RODEO -- The John Swett School District took the first step in replacing its aging middle school April 9, when the board commissioned a poll that will test the community's receptiveness to placing a $50 million bond measure on the November ballot.

After a long period of indecision, the board recently gave up on the idea of retrofitting Carquinez Middle School in Crockett because it would cost between $5 million and $6 million more than building a new school, according to district Superintendent Rob Stockberger.

A seismic study released last fall recommended that the nearly 100-year-old building be brought up to earthquake standards, he said.

"Although the building isn't in imminent danger of collapse (in an earthquake), there were many serious concerns about its structure," Stockberger said.

The middle school has an outdated electrical system and the gymnasium cannot be retrofitted and would have to be torn down.

"You don't just go in and do a mini renovation -- you have to bring everything up to code," Stockberger said. "There would be no option but to do the total renovation."

The new school would be built on the other side of the 5.7-acre middle school property, away from the existing school, which would remain in use during construction.

After the new school is completed, the old building would be torn down and a new gymnasium would be built on the site that would be used by the middle school and John Swett High School, which is directly across the street.

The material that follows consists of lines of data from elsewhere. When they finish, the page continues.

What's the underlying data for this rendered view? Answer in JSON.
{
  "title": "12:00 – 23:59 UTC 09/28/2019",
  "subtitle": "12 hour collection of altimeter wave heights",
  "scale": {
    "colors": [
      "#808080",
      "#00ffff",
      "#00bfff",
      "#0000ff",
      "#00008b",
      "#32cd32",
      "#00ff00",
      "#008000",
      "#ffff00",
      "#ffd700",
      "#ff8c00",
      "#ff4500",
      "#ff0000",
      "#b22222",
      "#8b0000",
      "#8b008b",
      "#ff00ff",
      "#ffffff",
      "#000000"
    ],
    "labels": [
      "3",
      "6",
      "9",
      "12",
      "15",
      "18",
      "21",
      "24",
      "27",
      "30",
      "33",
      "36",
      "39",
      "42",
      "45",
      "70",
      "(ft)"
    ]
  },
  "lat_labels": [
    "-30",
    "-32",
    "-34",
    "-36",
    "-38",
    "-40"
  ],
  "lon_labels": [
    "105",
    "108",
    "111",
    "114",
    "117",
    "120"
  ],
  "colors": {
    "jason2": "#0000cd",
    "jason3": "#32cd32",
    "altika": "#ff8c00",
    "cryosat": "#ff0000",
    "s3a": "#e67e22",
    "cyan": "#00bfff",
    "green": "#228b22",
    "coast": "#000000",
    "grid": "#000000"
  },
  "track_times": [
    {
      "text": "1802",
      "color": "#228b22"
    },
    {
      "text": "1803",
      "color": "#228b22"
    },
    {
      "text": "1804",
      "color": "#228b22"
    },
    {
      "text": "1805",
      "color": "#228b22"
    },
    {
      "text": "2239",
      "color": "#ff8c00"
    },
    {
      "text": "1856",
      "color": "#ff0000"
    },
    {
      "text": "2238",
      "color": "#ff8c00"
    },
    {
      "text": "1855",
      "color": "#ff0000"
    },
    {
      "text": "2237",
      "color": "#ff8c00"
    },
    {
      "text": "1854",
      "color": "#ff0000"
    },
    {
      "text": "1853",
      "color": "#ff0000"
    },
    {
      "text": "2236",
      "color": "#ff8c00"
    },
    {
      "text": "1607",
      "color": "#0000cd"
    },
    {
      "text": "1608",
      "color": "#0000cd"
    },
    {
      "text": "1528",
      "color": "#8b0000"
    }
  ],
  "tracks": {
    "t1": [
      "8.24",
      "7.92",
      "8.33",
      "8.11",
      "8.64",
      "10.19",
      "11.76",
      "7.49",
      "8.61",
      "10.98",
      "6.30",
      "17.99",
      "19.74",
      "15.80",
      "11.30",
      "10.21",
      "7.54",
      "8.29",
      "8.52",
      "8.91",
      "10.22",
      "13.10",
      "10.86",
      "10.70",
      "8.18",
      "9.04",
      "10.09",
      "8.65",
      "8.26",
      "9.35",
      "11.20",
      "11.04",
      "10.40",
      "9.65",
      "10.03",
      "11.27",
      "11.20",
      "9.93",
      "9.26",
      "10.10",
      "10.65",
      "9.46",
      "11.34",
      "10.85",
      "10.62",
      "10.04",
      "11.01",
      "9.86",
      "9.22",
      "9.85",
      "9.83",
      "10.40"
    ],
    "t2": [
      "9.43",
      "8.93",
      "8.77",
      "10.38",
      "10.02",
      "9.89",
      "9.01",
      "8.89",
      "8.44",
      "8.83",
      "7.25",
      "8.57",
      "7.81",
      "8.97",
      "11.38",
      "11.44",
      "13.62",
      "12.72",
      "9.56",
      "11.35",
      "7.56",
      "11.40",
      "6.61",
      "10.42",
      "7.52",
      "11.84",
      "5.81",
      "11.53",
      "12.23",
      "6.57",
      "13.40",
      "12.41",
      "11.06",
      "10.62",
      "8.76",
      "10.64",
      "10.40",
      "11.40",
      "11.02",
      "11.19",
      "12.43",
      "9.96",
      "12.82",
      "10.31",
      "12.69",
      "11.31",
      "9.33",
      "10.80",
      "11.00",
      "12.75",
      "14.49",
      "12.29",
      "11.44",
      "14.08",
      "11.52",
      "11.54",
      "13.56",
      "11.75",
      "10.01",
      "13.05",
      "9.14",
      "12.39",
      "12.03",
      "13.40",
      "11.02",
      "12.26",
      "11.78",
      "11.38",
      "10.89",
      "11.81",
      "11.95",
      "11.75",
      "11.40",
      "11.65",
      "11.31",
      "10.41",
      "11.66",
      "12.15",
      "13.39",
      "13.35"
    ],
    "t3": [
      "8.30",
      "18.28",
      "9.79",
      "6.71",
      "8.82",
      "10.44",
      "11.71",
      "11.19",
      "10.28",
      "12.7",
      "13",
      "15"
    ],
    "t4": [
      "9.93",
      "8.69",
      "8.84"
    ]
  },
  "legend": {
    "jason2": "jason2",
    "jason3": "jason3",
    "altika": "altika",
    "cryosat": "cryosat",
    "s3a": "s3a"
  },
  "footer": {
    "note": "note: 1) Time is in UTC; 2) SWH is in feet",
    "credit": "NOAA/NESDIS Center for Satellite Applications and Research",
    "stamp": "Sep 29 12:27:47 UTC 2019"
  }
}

The bond measure would earmark $39 million to be used for the middle school construction and $11 million to complete a renovation of the high school.

The cost of rebuilding the high school was originally estimated at $40 million. The district has received about $10 million above that but still needs another $11 million to complete the work, said district financial adviser Paul Disario.

"There was considerable unforeseen damage to the brick exterior of the entire campus and toxic soil was discovered that needed to be cleaned up," Disario said. "We received money to fix some of it, but not enough."

Stockberger said he plans to have the district's polling firm present the survey results at the May 14 school board meeting.

The bond measure would need a 55 percent vote to pass, but recent district school bonds have received votes more than 70 percent majorities, Disario said.

Property owners would be charged about $60 per $100,000 in assessed valuation, he said.

"The district has been very successful with bonds in the past," Disario said. "We really don't have a Plan B at this point (if the poll results are negative)."

The district, with headquarters in Rodeo, also operates Willow Continuation High School in Crockett and Rodeo Hills Elementary School in Rodeo.